Sahile indim ve derin bir nefes aldım. Gökyüzüne baktım gözlerimi kısarak ve bir sigara yaktım. Sanırım bunun adı özgürlüktü. İşte o gün anladım birçok şeyi. Bu hayata ait olmadığımı, hiçbir işe yaramadığımı ve içten içe ölmek istediğimi o gün anladım. En zoru ölmek fikriydi bu saydıklarımın arasında. Belki intihar edebilirdim. Bunun sonunda ölebilirdim de. Bunlar basit. Zor olan, bir araştırma dosyasının içinde sararmaya yüz tutan kâğıtların arasında ölüyor oluşum ve ölümümü araştıran polis memurunun bundan hiç haberinin olmaması. Keşke bilsem o polis memurunun kim olduğunu ve intihar etmeden gidip ona her şeyi anlatsam. Beni anlar mı bilmem ama en azından ölümümü bir kişi anlamlandırmış olur ve mahkeme tutanaklarında adımdan gayrı hikâyem geçer.

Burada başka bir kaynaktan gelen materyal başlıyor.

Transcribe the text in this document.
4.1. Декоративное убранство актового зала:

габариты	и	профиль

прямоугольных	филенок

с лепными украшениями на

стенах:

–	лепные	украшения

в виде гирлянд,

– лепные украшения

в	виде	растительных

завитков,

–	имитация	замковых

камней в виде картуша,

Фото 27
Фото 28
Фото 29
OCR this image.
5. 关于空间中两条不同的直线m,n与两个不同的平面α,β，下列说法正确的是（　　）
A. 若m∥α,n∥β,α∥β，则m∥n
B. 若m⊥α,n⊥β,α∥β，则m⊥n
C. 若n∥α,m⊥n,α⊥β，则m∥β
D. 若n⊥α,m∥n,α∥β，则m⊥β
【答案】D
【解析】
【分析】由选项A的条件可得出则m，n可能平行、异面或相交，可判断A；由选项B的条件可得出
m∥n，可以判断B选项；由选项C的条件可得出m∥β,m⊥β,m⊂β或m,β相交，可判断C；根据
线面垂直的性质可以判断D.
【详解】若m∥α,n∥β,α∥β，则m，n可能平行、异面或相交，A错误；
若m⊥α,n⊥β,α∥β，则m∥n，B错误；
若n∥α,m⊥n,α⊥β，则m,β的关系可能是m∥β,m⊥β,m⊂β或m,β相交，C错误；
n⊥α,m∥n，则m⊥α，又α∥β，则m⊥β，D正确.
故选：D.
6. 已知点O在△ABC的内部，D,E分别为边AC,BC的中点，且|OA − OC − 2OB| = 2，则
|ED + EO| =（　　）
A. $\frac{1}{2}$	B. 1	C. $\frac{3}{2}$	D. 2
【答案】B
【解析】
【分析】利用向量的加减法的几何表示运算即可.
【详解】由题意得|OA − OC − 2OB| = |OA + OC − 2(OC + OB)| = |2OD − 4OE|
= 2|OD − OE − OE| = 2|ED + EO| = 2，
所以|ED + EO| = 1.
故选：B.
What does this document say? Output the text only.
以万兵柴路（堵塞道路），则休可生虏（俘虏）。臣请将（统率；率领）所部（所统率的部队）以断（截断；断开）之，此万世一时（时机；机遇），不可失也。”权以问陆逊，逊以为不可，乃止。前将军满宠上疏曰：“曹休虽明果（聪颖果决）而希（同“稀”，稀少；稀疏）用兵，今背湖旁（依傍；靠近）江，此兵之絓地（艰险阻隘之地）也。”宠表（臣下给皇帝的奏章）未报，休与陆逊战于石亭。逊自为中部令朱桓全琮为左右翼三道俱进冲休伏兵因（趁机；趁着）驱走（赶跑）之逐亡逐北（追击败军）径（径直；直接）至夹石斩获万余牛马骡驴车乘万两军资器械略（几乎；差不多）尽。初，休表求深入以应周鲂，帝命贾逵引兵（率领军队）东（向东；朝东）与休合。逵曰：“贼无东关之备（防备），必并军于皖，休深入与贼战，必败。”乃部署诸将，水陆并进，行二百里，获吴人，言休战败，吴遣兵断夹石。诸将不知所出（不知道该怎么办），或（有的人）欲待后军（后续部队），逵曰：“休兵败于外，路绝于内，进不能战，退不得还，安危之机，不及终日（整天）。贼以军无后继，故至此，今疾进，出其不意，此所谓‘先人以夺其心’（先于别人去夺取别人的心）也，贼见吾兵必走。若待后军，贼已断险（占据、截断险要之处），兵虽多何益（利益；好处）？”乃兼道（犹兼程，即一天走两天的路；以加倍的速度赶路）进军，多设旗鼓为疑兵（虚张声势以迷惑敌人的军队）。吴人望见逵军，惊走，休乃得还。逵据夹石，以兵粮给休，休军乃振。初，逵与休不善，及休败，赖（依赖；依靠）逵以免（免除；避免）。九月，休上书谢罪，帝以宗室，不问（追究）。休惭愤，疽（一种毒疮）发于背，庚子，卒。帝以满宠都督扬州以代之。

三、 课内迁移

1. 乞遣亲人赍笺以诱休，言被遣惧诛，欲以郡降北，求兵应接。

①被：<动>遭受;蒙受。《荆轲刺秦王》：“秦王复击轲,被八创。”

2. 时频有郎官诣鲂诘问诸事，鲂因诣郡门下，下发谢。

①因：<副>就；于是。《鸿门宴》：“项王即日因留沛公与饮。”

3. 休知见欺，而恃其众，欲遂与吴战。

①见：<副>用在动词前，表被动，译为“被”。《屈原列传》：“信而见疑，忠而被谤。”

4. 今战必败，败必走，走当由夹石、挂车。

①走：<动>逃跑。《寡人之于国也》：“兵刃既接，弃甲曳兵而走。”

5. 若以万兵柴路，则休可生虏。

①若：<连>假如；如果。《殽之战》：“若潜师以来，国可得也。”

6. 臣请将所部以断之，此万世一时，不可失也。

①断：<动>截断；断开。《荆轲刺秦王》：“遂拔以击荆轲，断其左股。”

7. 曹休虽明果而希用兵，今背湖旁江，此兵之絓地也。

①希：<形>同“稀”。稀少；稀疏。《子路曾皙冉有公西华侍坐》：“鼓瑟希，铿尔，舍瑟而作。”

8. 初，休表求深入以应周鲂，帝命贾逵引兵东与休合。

Sonra ne mi oldu? Birkaç gün geçti aradan ve o firmadan bir yetkili aradı beni. İşe alındığımı söyledi. Çok samimi bulmuş beni oradaki çok şık(!) ağabeyler ablalar. Şunu bilir şunu söylerim, bir bok yemişsen eğer asla geri adım atma. “Sikerim, ben gidiyom ya” dedim ve kapattım telefonu.